Jill Montag, a spokeswoman for the state Health Department, did not dispute that, but she said the state was helping hospitals coordinate their efforts and had secured 50 ambulance teams for New York City from the Federal Emergency Management Agency; 25 are to arrive on Saturday.

The problem has been compounded for community hospitals by the way the Omicron wave has spread, starting in wealthier parts of Manhattan and then moving to low-income neighborhoods that rely on safety net hospitals. This week, the Covid positivity rates topped 40 percent in the South Bronx and parts of Brooklyn and Queens. About 37,000 new cases a day are being reported citywide on average.

Longstanding health care disparities mean patients in poor areas are also arriving at hospitals with more pre-existing conditions, and vaccination rates in these areas tend to be lower, contributing to more severe illness. In the Brooklyn ZIP code where Brookdale is, about 2,500 people tested positive for the virus last week, with a positivity rate of 43 percent.

Not all safety net hospitals say they are being stretched to the limit. The area around St. Barnabas Hospital in the Bronx had nearly the highest test positivity rate in the city this week, above 46 percent. But officials said they were dealing with the higher volume, even with 7 to 9 percent of the work force out with Covid-19 or caring for sick relatives.

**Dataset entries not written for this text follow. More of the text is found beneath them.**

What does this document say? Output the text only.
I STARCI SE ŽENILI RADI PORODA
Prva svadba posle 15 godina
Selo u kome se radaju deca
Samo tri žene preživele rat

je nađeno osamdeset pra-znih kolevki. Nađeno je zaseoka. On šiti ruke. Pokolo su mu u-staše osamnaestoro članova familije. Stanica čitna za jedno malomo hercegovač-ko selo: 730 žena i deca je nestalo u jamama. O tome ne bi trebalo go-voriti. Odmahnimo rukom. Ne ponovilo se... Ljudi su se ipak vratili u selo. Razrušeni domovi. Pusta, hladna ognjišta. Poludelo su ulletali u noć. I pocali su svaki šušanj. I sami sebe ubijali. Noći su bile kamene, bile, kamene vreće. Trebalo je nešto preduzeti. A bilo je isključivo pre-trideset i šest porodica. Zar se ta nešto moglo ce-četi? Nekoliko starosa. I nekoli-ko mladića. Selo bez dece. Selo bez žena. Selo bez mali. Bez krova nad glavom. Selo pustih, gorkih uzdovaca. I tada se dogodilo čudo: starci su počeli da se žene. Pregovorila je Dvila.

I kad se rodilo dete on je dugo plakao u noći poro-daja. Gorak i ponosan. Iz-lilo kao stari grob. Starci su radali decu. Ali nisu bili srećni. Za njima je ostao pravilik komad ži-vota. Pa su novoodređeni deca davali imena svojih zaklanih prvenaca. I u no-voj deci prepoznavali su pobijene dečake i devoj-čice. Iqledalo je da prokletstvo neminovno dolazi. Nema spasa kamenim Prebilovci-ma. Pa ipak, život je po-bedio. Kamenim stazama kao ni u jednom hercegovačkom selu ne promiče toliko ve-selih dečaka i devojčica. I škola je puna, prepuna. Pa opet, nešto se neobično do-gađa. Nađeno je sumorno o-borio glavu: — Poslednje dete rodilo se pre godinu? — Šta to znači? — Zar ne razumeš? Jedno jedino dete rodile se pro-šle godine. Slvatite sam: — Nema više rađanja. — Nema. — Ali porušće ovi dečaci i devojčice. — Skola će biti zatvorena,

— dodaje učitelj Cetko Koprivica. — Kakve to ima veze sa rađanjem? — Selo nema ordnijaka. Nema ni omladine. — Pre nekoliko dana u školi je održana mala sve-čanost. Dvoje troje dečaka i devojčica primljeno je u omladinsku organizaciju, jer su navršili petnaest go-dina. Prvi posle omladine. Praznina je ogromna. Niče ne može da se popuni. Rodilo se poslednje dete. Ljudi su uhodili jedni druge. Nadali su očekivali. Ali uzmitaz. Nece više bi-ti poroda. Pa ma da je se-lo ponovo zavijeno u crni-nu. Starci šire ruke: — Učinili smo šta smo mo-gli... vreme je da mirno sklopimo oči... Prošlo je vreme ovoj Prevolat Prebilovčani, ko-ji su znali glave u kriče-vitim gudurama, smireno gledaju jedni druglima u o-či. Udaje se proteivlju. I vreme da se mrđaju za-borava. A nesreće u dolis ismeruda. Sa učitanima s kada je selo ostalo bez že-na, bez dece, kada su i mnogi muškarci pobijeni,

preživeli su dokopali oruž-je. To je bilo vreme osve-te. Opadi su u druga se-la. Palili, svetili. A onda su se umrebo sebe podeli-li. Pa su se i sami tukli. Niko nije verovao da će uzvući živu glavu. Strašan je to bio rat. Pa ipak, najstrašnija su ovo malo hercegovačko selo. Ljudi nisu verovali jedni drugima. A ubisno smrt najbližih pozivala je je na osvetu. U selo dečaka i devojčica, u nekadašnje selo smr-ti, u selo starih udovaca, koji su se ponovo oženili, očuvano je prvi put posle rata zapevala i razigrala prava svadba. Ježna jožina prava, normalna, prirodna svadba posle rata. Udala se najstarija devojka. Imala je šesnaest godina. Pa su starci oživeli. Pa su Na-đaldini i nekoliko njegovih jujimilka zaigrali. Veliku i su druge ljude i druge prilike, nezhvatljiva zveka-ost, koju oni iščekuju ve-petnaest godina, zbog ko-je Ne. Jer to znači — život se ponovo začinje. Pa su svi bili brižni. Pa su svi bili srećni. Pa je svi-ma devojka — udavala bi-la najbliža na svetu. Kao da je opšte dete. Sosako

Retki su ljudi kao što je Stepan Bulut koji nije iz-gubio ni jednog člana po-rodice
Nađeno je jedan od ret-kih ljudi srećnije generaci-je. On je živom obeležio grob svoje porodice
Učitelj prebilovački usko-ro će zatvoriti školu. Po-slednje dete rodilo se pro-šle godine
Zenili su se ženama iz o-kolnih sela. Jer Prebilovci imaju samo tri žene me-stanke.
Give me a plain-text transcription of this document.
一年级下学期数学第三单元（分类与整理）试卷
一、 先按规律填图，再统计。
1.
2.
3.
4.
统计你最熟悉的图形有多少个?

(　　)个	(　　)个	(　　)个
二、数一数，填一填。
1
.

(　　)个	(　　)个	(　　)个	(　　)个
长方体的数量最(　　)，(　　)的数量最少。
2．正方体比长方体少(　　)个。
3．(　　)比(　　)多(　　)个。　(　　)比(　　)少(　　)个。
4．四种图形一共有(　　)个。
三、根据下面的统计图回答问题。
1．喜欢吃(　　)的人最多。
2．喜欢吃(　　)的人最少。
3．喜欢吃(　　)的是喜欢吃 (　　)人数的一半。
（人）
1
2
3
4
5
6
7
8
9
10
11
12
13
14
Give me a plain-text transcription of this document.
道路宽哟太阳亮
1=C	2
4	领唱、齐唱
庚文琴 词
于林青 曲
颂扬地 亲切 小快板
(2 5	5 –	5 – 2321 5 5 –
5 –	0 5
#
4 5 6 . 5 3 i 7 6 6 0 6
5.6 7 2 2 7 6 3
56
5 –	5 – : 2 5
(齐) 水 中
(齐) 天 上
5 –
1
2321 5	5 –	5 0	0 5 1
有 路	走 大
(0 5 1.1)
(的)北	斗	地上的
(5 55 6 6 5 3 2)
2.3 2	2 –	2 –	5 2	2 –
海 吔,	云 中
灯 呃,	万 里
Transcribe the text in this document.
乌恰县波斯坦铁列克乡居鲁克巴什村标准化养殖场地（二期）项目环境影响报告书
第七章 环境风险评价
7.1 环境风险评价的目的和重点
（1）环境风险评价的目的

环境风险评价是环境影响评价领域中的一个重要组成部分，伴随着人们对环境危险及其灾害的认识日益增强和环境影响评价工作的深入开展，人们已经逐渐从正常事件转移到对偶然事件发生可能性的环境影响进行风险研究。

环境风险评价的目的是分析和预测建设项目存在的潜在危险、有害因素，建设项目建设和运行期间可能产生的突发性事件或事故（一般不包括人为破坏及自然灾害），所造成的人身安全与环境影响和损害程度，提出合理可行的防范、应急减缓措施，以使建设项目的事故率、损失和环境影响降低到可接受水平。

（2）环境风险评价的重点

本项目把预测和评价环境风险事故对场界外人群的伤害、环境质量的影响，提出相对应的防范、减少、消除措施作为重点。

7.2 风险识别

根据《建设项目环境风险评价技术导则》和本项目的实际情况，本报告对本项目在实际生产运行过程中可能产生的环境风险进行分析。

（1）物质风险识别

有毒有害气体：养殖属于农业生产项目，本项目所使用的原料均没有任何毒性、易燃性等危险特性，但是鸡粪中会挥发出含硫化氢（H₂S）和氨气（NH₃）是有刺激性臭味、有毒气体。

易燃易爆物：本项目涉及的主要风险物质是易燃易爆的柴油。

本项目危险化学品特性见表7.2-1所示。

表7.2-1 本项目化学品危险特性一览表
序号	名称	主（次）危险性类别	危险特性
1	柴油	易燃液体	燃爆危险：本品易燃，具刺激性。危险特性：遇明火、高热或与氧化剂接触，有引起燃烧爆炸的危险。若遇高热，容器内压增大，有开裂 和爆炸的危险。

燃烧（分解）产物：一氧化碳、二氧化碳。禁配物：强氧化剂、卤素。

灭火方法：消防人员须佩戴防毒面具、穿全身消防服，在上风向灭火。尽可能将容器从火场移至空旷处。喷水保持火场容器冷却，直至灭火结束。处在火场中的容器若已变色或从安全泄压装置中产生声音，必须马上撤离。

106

Not all of the hospital’s intensive care bed are full, and of the 30 patients presently in intensive care at St. Barnabas, only 10 have Covid-19, said Dr. Edward Telzak, the chief of internal medicine. “Covid-19 is not overwhelming us,” he added.

It is different at the pediatric emergency room at Montefiore Hospital, a major nonprofit hospital in the Bronx. Julian Grant, a registered nurse, said the small emergency room was often packed with up to 80 patients, with as few as two nurses to help them.